I got this from Bill Phillips “Eating for Life” cookbook. I highly recommend this one. It has a lot of easy ideas in it. The only thing missing is nutrition information. If you are familiar with Bill’s “Body for Life” plan, he doesn’t believe in counting calories.
Anyway, here’s how this went! First, I pulled out the chicken I had in the fridge…
Organic chicken breasts are a little pricey, but I try to buy organic whenever possible. I consider it an investment in the health of my family. I had two of these packages, probably almost 3 pounds of chicken. I took them out of the package, rinsed them, and cut them into bite sized pieces.
Then I sprayed a non-stick pan with olive oil spray, heated it on high heat for a minute or two, and added the chicken. I just kept stirring up the chicken until it was no longer pink. There was a lot of liquid in the pan, so I put a colander over a bowl and dumped the chicken into it in order to drain it off.
This next step is really in preparation for those glorious leftovers! I used my new “biggest loser” scale (just bought that from QVC a week or two ago) to individually weigh 3 oz. of chicken into little glass containers. By the way, I LOVE that scale. I’ve just scratched the surface of it’s capabilities, but it worked so well tonight for this purpose! I think I’ll blog about that scale in the near future. It will give me just one more reason to read the directions more!
Now I have five little containers, each with 3 ounces of chicken in them! Perfect!
Okay…on to the next step! After removing the leftover chicken from the pan, you are left with just the chicken you are going to eat with that meal. Mix 1 cup of salsa into the pan with the chicken, heat, and stir.

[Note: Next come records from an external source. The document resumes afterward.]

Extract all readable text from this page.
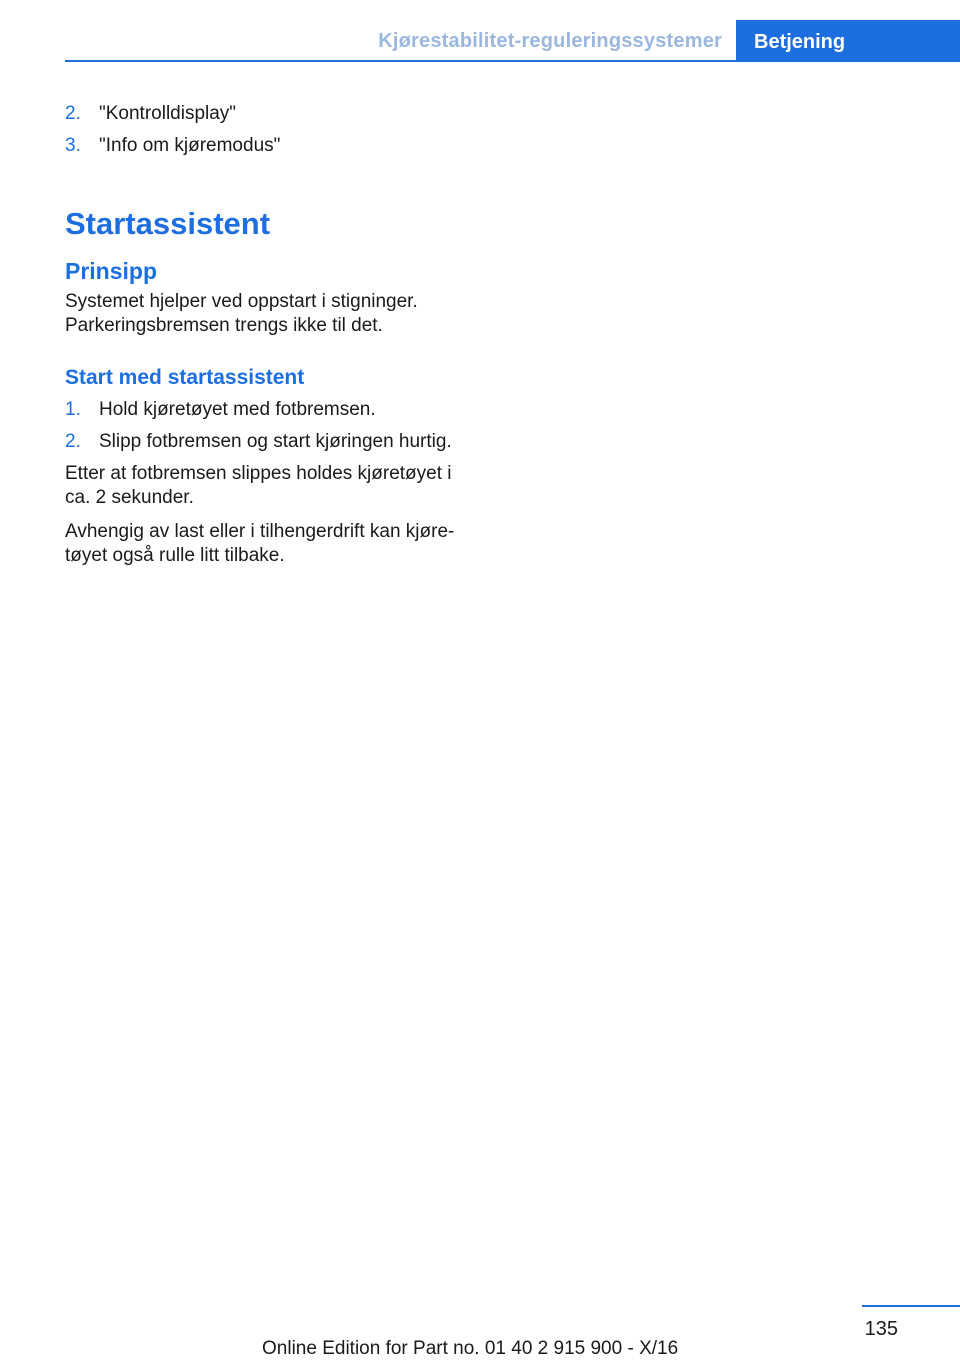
Kjørestabilitet-reguleringssystemer	Betjening
2. "Kontrolldisplay"
3. "Info om kjøremodus"
Startassistent
Prinsipp

Systemet hjelper ved oppstart i stigninger.
Parkeringsbremsen trengs ikke til det.

Start med startassistent
1. Hold kjøretøyet med fotbremsen.
2. Slipp fotbremsen og start kjøringen hurtig.

Etter at fotbremsen slippes holdes kjøretøyet i ca. 2 sekunder.

Avhengig av last eller i tilhengerdrift kan kjøre-tøyet også rulle litt tilbake.

135
Online Edition for Part no. 01 40 2 915 900 - X/16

Here’s the next three ingredients: 100% whole wheat wraps, salsa, and low fat cheddar cheese.
Spray a non-stick pan with olive oil spray and heat to medium high. Place a tortilla on it and spread a little cheese on half. One top of the cheese, spread a little of the chicken mixture, then top with a little more cheese. I find that putting the cheese on the bottom and top helps it to stick together.
My daughter, picky kid that she is, doesn’t like the salsa in it. No problem, I just use the cheese and a little plain chicken for her!
Now, with a spatula, just fold the half with no “stuff” on it up, and flip it over the half with the “stuff” on it. Press it down with the spatula a little to help the cheese make it all stick together.
Put it on a plate and use a pizza cutter to cut it into three equal pieces. You can put a little non-fat sour cream on the side. And there you have it! Quick, easy, and delicious! Serve it with a green salad for your veggie portion!
I used the myfitnesspal website (another thing I highly recommend) to calculate the calories. With the sour cream (about 25 calories in 2 Tablespoons of that), it came out to 353. I can’t vouch for the accuracy of that, but it sounds about right to me.